Some time back, I had talked of Guru Dutt’s smoking habit, how even when posing for profile pix, for instance, he would have a ciggie in his hand. However, Guru Dutt’s drinking habit was known to be bigger. (Though it may also have been a habit of the times. There was GD’s female tragedy actor counterpart, Meena Kumari, who eventually succumbed to liver cirrhosis. His wife, Geeta, too went the same way. As a side comment, at a time when there was no concept of mental health professionals, I guess, folk in those times found the drink offered them some solace, or at least, forgetting.)

When watching Kaagaz ke Phool again recently though, I wonder if GD, through his character (the successful director, Suresh Sinha, who eventually has a great fall from grace), gives some insight into why he, and the others of those and present times, took to the drink. For there are at least two scenes, both with Waheeda Rehman’s character, Shanti (who he discovers and eventually makes an actor and star), where he talks of the “need” or vacuum that the drink fulfils.

Sometime in the first half, caught unawares by the rain and taking cover under the same tree, Suresh and Shanti strike up a conversation that starts understandably cautiously, moves to civil and soon starts being cordial. Offering her his coat, he says he is fine as he has had some brandy. Shanti seems scandalized, but ventures to inquire, “I have heard that after drinking, people engage in all sorts of vile behaviour…?” Suresh responds with comforting wryness, “Some people drink to forget the vile behaviour of others…”

A shabby-looking Guru Dutt holding a drink and speaking with Waheeda Rehman in a scene from Kaagaz ke PhoolIn the second half, Shanti, who seems more well-to-do now, comes to visit Suresh in his tenement. Suresh’s fall is all-too visible. He offers her an inverted pail to sit on, starting to cover the bottom with a quilt and the sweater she had gifted him when they had parted earlier, to make it softer for her to sit on.
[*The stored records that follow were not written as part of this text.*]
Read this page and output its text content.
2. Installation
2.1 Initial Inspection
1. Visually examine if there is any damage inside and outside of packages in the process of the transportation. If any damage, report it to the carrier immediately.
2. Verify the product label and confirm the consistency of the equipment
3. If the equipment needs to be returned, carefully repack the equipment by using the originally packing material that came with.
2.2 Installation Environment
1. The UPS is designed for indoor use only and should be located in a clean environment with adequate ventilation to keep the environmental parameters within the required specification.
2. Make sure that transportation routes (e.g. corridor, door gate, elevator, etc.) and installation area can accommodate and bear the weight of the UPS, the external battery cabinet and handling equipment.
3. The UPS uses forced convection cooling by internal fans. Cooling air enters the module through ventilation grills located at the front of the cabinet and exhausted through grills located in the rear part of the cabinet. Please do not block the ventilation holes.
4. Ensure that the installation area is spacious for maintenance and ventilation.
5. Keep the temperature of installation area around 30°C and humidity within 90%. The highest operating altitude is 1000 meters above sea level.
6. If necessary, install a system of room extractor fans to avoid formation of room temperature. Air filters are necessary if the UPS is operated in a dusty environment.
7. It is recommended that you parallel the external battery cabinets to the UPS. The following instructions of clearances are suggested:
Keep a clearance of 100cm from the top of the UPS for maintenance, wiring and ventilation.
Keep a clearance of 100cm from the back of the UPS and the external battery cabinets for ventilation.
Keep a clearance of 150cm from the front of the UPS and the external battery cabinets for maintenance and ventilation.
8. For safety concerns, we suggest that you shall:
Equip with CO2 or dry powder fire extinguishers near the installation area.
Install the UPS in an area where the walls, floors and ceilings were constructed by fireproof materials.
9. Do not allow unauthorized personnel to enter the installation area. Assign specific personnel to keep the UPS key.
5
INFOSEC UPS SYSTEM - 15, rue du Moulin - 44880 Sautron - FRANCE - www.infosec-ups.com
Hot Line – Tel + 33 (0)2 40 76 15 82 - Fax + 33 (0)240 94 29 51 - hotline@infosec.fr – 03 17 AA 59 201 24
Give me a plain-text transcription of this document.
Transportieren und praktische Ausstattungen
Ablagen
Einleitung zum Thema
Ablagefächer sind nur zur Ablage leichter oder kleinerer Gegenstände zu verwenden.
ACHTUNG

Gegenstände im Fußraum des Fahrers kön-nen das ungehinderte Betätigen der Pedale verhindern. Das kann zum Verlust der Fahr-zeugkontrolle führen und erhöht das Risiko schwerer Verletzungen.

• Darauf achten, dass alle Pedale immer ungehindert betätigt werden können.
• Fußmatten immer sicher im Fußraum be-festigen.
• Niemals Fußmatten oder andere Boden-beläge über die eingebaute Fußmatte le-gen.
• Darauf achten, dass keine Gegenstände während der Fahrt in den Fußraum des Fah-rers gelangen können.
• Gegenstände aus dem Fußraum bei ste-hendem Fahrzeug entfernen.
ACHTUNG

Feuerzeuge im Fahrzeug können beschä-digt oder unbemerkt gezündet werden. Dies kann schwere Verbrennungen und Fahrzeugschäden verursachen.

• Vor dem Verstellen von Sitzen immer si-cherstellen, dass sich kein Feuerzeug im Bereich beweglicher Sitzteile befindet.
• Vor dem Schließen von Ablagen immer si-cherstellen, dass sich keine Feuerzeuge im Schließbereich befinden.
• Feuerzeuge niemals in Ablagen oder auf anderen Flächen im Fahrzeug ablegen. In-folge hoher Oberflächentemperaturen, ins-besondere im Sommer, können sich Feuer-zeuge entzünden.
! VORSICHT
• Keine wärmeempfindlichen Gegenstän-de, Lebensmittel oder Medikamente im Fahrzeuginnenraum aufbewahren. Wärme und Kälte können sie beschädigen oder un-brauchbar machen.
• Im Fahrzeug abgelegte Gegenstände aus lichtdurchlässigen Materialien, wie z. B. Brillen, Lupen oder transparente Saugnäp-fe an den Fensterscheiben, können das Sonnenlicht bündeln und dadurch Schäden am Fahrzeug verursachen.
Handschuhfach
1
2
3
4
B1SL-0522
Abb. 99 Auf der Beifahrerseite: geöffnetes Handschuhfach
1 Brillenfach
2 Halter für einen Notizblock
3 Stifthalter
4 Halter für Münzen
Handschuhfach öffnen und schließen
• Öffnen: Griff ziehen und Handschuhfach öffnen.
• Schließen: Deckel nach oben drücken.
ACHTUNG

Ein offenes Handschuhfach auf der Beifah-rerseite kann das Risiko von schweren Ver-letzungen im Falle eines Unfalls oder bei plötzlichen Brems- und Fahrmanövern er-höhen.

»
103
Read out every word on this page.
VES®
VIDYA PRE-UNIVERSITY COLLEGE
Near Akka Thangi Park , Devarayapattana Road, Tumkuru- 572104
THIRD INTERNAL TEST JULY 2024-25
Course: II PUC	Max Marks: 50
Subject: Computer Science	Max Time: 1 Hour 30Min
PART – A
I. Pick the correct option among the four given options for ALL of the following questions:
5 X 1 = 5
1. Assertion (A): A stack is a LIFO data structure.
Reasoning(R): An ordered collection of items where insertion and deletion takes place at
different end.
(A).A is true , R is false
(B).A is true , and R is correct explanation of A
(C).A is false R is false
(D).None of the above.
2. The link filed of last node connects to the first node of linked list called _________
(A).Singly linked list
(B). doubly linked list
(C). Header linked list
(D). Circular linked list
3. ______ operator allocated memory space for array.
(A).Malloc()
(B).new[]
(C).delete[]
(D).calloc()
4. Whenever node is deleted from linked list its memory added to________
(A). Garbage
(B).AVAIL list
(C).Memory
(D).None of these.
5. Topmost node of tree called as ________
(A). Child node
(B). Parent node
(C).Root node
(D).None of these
To ostensibly celebrate her visit, he pours himself a drink. When, not out of a little concern, she admonishes him with “People don’t consume poison in a celebration”, his reply is deliberated, calm and poetic:

“Neither poison nor nectar…

This is alcohol…

Those who are used to living in a state of intoxication…

This is their last hope…

The intoxication of fame and success…

The intoxication of riches and love…

When all these intoxications leave you…

Then, people seek succour in this…”

Going by this, Guru Dutt was more addicted to the… think.